Borna disease virus (BDV) is a neurotropic and non‑cytolytic virus, which causes behavioral disorders in a wide range of warm‑blooded species. It is well established that BDV induces neurodegeneration by impairing neurogenesis and interfering with neuronal functioning in the limbic system. In the present study, the potential role of BDV infection in SH‑SY5Y cells was identified, and comparisons of two original BDV strains (the human Hu‑H1 and the laboratory Strain V) were performed to further elucidate the phenotypes of BDV pathogenesis with strain differences. Cell Counting Kit‑8 and flow cytometric analyses revealed that the two BDV strain‑infected groups exhibited marked anti‑proliferation and cell cycle arrest compared with the control group, and the Hu‑H1 strain caused more evident effects.

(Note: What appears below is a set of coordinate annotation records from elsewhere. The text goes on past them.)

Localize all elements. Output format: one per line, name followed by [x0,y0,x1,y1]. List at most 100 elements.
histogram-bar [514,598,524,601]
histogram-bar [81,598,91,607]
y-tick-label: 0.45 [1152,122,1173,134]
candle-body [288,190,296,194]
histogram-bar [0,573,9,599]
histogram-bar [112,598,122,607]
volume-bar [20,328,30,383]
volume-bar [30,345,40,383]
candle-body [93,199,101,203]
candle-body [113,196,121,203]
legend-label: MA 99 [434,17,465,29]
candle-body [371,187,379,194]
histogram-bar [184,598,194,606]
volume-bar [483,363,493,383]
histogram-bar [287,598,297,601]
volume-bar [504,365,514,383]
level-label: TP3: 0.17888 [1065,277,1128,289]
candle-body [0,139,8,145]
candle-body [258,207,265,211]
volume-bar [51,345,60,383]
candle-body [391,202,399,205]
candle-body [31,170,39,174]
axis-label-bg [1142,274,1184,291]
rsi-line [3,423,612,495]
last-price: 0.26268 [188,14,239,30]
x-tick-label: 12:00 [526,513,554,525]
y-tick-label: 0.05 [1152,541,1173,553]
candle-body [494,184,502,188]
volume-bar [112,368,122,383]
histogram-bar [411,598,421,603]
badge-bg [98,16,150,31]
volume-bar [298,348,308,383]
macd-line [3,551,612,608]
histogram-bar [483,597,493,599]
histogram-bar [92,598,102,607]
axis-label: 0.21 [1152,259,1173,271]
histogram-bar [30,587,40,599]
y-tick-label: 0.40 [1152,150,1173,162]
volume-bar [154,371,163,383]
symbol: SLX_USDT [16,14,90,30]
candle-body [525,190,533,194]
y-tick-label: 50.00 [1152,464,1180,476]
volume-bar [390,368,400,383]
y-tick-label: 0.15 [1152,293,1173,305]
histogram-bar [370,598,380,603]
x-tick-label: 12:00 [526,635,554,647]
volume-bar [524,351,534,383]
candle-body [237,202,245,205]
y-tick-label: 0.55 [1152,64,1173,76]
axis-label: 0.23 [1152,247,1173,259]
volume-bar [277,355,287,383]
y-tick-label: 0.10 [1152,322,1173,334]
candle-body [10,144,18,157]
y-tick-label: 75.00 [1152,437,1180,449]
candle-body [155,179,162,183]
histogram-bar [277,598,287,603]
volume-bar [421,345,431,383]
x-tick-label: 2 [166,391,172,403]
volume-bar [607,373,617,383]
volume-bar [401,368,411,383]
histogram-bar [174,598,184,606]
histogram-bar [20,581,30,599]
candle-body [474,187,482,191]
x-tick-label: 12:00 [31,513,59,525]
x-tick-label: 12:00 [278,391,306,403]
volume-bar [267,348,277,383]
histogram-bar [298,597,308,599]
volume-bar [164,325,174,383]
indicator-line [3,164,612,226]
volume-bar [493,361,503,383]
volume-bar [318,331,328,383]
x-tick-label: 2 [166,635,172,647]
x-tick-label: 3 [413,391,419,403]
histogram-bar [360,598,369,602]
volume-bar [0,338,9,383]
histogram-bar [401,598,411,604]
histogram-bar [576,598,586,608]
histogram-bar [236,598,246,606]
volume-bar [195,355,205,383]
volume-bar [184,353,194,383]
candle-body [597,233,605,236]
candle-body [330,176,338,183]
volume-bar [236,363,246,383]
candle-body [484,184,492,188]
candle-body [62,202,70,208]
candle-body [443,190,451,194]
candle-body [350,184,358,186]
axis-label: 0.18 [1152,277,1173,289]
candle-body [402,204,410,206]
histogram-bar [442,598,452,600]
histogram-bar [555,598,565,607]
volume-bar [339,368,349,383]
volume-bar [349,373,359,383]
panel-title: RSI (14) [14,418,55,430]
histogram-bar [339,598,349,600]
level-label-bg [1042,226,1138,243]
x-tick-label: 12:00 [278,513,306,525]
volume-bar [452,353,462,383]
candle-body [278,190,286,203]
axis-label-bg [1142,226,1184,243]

However, the Hu‑H1 strain did not exert effects on the apoptosis of SH‑SH5Y cells, while Strain V led to a marked increase in apoptosis upon initial infection. Western blot analysis confirmed the upregulation of apoptosis regulator BAX protein and the downregulation of apoptosis regulator Bcl‑2 protein caused by the two BDV strains. The results of the present study provided evidence that infection with BDV suppressed SH‑SY5Y cellular functioning and exhibited divergent antiproliferative and apoptotic roles in cells between the two strains. The present study provided an insight for future investigation of strain differences and underlying pathomechanisms.